UK GAAP has no statutory or regulatory definition in the UK. UK GAAP encompasses the accounting principles contained in the accounting standards issued or adopted by the Financial Reporting Council. It extends also to the requirements of the Companies Act and the Stock Exchange as well as other acceptable accounting and industry treatments not contained in official literature.

True and fair view

S396 Companies Act 2006 (CA 2006) (S404 for group accounts) specifies that the directors of every company have to prepare a balance sheet and a profit and loss account every financial year and that the balance sheet must give a true and fair view of the state of affairs of the company as at the end of the financial year, and the profit and loss account must give a true and fair view of the profit or loss of the company for the financial year.

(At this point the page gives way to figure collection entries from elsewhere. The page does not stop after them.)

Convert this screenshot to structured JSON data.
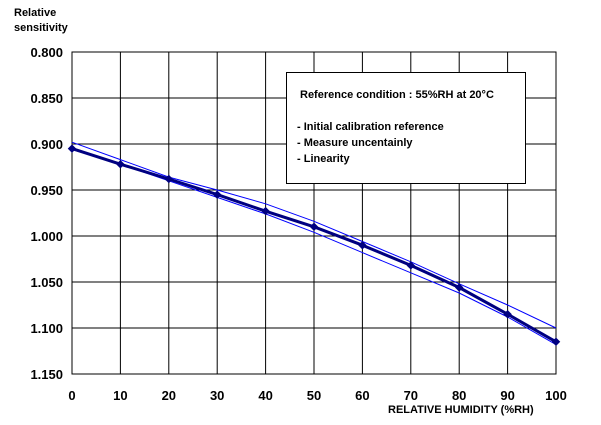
{
  "chart_data": {
    "type": "line",
    "ylabel": "Relative\nsensitivity",
    "xlabel": "RELATIVE HUMIDITY (%RH)",
    "xlim": [
      0,
      100
    ],
    "ylim": [
      0.8,
      1.15
    ],
    "y_inverted": true,
    "grid": true,
    "x_ticks": [
      "0",
      "10",
      "20",
      "30",
      "40",
      "50",
      "60",
      "70",
      "80",
      "90",
      "100"
    ],
    "y_ticks": [
      "0.800",
      "0.850",
      "0.900",
      "0.950",
      "1.000",
      "1.050",
      "1.100",
      "1.150"
    ],
    "x": [
      0,
      10,
      20,
      30,
      40,
      50,
      60,
      70,
      80,
      90,
      100
    ],
    "series": [
      {
        "values": [
          0.905,
          0.922,
          0.938,
          0.955,
          0.973,
          0.99,
          1.01,
          1.032,
          1.056,
          1.085,
          1.115
        ],
        "color": "#000080",
        "markers": true,
        "width": 3
      },
      {
        "values": [
          0.898,
          0.917,
          0.936,
          0.95,
          0.965,
          0.984,
          1.006,
          1.028,
          1.052,
          1.075,
          1.1
        ],
        "color": "#0000ff",
        "markers": false,
        "width": 1
      },
      {
        "values": [
          0.906,
          0.922,
          0.94,
          0.958,
          0.976,
          0.996,
          1.018,
          1.04,
          1.062,
          1.088,
          1.118
        ],
        "color": "#0000ff",
        "markers": false,
        "width": 1
      }
    ],
    "annotation": {
      "title": "Reference condition : 55%RH at 20°C",
      "items": [
        "- Initial calibration reference",
        "- Measure uncentainly",
        "- Linearity"
      ]
    }
  }
}
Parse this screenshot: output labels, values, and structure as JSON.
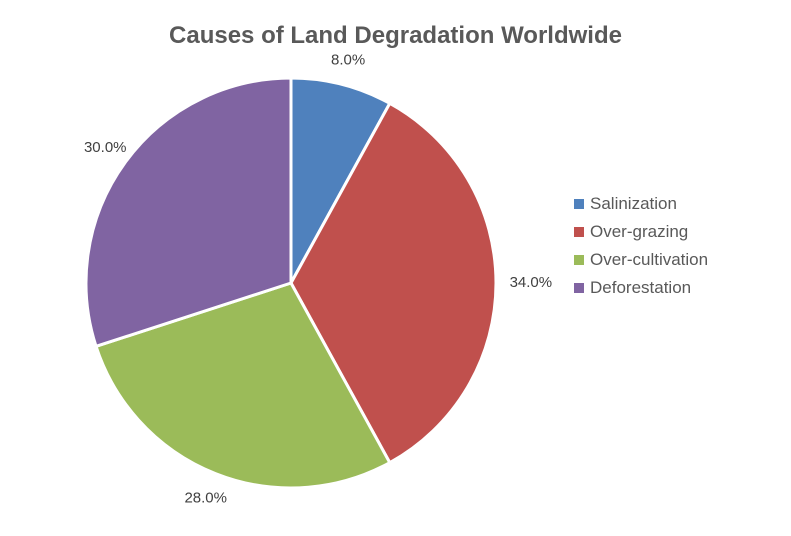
{
  "chart_data": {
    "type": "pie",
    "title": "Causes of Land Degradation Worldwide",
    "categories": [
      "Salinization",
      "Over-grazing",
      "Over-cultivation",
      "Deforestation"
    ],
    "values": [
      8.0,
      34.0,
      28.0,
      30.0
    ],
    "labels": [
      "8.0%",
      "34.0%",
      "28.0%",
      "30.0%"
    ],
    "colors": [
      "#4f81bd",
      "#c0504d",
      "#9bbb59",
      "#8064a2"
    ],
    "legend_position": "right"
  }
}
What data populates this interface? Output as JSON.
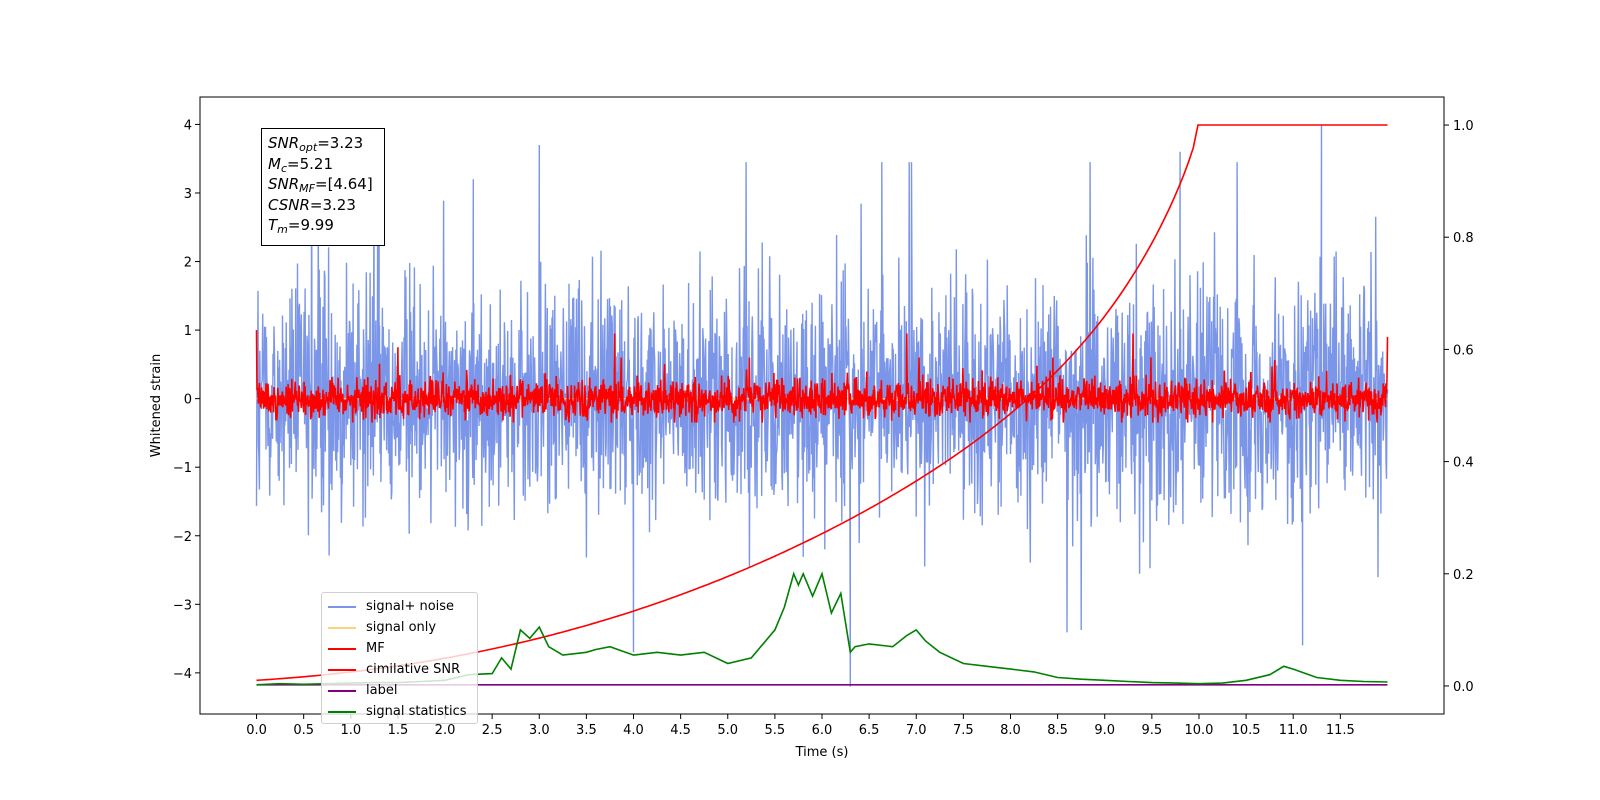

The requirement that all financial statements which are prepared for the purpose of compliance with the Companies Acts should give a ‘true and fair view’ was first introduced in the Companies Act 1947, which amended the former phrase ‘true and correct’.

The concept of ‘true and fair view’ was adopted for the whole of the European Community by the EC Council in its Fourth Directive 78/660/EEC, which laid down the form and content of company accounts. This was implemented in the UK and the form and content provisions are now in SI 2008 No 409 and SI 2008 No 410.


Accounting standards

S464 CA 2006 defines ‘accounting standards’ as statements of standard accounting practice issued by prescribed bodies. The Financial Reporting Council (FRC) is the prescribed standard setting body for the purposes of Section 464. Standards issued by it or by its immediate predecessor the Accounting Standards Board are designated FRS. Earlier accounting standards are designated SSAP.

In its ‘Foreword to Accounting Standards’, the FRC explains the relationship between accounting standards and true and fair view as:

‘Accounting standards are authoritative statements of how particular types of transaction and other events should be reflected in financial statements and accordingly compliance with accounting standards will be necessary for financial statements to give a true and fair view’.

Because the standards are formulated with the objective of ensuring that information resulting from their application faithfully represents the underlying commercial activity the FRC envisages that only in exceptional circumstances will departure from the requirement of a standard be necessary in order to ensure a true and fair view. The true and fair view has the ultimate legal override.

In 2012 and 2013 the FRC issued three new accounting standards which will fundamentally reform financial reporting in the UK and Republic of Ireland:

FRS 100 `Application of Financial Reporting Requirements’

FRS 101 `Reduced Disclosure Framework’

FRS 102 `The Financial Reporting Standard Applicable in the UK and Republic of Ireland’

All SSAPs and FRSs issued prior to FRS 100, with the single exception of FRS 27, will be withdrawn for accounting periods commencing on or after 1 January 2015. It is expected that FRS 27 will eventually be replaced by a fourth new standard, FRS 103 ‘Insurance Contracts’ which has not yet been issued.